Jambi – Adi Setiadi tak sudi lahan warisan nenek moyang warga Sakean, Kecamatan Kumpeh Ulu, Kabupaten Muarojambi dikuasai oleh korporasi. Meski terus diterpa berbagai rintangan, namun berjuang bersama warga Sakean demi menuntut hak adalah pilihannya.
Malam itu, Selasa 21 Maret 2023 ratusan masyarakat Desa Sakean terpaksa mundur dari depan pintu gerbang PT Erasakti Wira Forestama (EWF) setelah 4 hari mereka melakukan aksi unjuk rasa menuntut lahan yang diakui warga Sakean sebagai tanah ulayat atau tanah adat.

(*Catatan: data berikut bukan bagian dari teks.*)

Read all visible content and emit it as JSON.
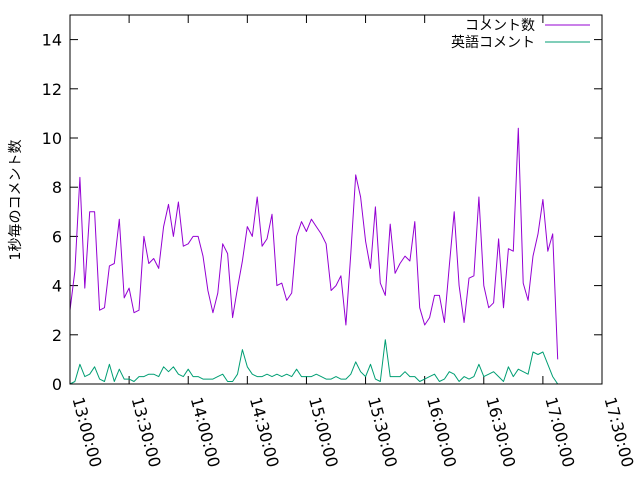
{
  "chart_data": {
    "type": "line",
    "title": "",
    "xlabel": "",
    "ylabel": "1秒毎のコメント数",
    "xlim": [
      "13:00:00",
      "17:30:00"
    ],
    "ylim": [
      0,
      15
    ],
    "x_ticks": [
      "13:00:00",
      "13:30:00",
      "14:00:00",
      "14:30:00",
      "15:00:00",
      "15:30:00",
      "16:00:00",
      "16:30:00",
      "17:00:00",
      "17:30:00"
    ],
    "y_ticks": [
      "0",
      "2",
      "4",
      "6",
      "8",
      "10",
      "12",
      "14"
    ],
    "grid": false,
    "legend_position": "top-right",
    "x_interval_minutes": 2.5,
    "x_start": "13:00:00",
    "series": [
      {
        "name": "コメント数",
        "color": "#9400d3",
        "values": [
          3.0,
          4.6,
          8.4,
          3.9,
          7.0,
          7.0,
          3.0,
          3.1,
          4.8,
          4.9,
          6.7,
          3.5,
          3.9,
          2.9,
          3.0,
          6.0,
          4.9,
          5.1,
          4.7,
          6.4,
          7.3,
          6.0,
          7.4,
          5.6,
          5.7,
          6.0,
          6.0,
          5.2,
          3.8,
          2.9,
          3.7,
          5.7,
          5.3,
          2.7,
          3.9,
          5.0,
          6.4,
          6.0,
          7.6,
          5.6,
          5.9,
          6.9,
          4.0,
          4.1,
          3.4,
          3.7,
          6.0,
          6.6,
          6.2,
          6.7,
          6.4,
          6.1,
          5.7,
          3.8,
          4.0,
          4.4,
          2.4,
          5.3,
          8.5,
          7.6,
          5.8,
          4.7,
          7.2,
          4.1,
          3.6,
          6.5,
          4.5,
          4.9,
          5.2,
          5.0,
          6.6,
          3.1,
          2.4,
          2.7,
          3.6,
          3.6,
          2.5,
          4.8,
          7.0,
          4.0,
          2.5,
          4.3,
          4.4,
          7.6,
          4.0,
          3.1,
          3.3,
          5.9,
          3.1,
          5.5,
          5.4,
          10.4,
          4.1,
          3.4,
          5.2,
          6.1,
          7.5,
          5.4,
          6.1,
          1.0
        ]
      },
      {
        "name": "英語コメント",
        "color": "#009e73",
        "values": [
          0,
          0.1,
          0.8,
          0.3,
          0.4,
          0.7,
          0.2,
          0.1,
          0.8,
          0.1,
          0.6,
          0.2,
          0.2,
          0.1,
          0.3,
          0.3,
          0.4,
          0.4,
          0.3,
          0.7,
          0.5,
          0.7,
          0.4,
          0.3,
          0.6,
          0.3,
          0.3,
          0.2,
          0.2,
          0.2,
          0.3,
          0.4,
          0.1,
          0.1,
          0.4,
          1.4,
          0.7,
          0.4,
          0.3,
          0.3,
          0.4,
          0.3,
          0.4,
          0.3,
          0.4,
          0.3,
          0.6,
          0.3,
          0.3,
          0.3,
          0.4,
          0.3,
          0.2,
          0.2,
          0.3,
          0.2,
          0.2,
          0.4,
          0.9,
          0.5,
          0.3,
          0.8,
          0.2,
          0.1,
          1.8,
          0.3,
          0.3,
          0.3,
          0.5,
          0.3,
          0.3,
          0.1,
          0.2,
          0.3,
          0.4,
          0.1,
          0.2,
          0.5,
          0.4,
          0.1,
          0.3,
          0.2,
          0.3,
          0.8,
          0.3,
          0.4,
          0.5,
          0.3,
          0.1,
          0.7,
          0.3,
          0.6,
          0.5,
          0.4,
          1.3,
          1.2,
          1.3,
          0.8,
          0.3,
          0.0
        ]
      }
    ]
  }
}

Dua warga masyarakat Sakean sempat diangkut oleh aparat lantaran ketahuan membawa senjata tajam. Adi tak menepis hal tersebut, menurutnya hal tersebut merupakan sikap warga Sakean yang sudah lelah menuntut haknya dengan berbagai cara.

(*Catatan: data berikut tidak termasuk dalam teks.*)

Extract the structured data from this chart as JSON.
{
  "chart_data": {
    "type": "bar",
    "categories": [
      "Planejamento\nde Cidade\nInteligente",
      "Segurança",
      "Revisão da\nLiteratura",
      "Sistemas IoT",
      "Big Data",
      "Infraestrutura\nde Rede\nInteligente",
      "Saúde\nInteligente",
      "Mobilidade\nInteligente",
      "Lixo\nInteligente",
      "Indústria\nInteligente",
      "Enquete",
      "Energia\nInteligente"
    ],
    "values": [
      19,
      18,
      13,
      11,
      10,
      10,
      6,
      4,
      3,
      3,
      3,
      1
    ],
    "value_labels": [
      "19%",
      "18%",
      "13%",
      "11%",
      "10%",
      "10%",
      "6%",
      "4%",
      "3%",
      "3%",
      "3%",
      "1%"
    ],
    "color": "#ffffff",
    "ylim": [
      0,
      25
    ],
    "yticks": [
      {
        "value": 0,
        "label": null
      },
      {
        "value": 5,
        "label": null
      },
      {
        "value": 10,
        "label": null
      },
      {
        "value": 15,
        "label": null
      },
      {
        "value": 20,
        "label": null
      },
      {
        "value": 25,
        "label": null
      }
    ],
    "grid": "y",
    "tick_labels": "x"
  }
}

Jauh sebelum PT EWF bercokol di lahan ulayat warga Sakean, Adi menceritakan, dulunya para tetua, tengganai mereka mencari kehidupan disitu. Mulai dari memancing hingga mengumpulkan hasil hutan.

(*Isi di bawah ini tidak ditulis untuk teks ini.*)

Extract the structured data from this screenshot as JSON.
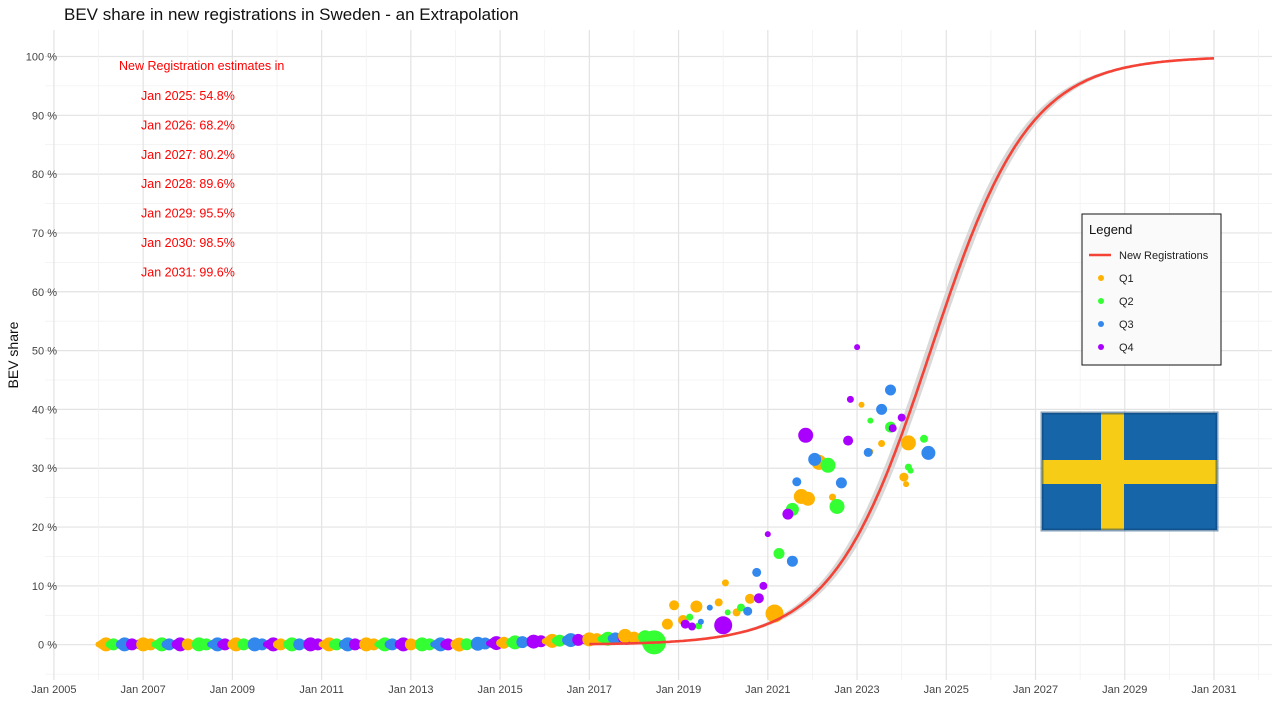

Namun semua berubah semenjak kehadiran PT EWF, berbagai janji-janji perusahaan seperti akan menyerap tenaga kerja dari masyarakat Sakean pun minim tertunaikan. Janji ternyata hanya sebatas janji.
“Masyarakat Sakean dulu janjinya 60 % bekerja disitu (PT EWF). Jangankan 60 %, Bang, 10 % be idak,” kata Adi Setiadi, Selasa 21 Maret 2023.
Hal tersebut pun kian diperparah semenjak masyarakat mulai bersatu padu memperjuangkan klaim tanah ulayat yang kini dikelola oleh PT EWF. Perusahaan tak segan untuk langsung memberhentikan warga Sakean yang bekerja di PT EWF.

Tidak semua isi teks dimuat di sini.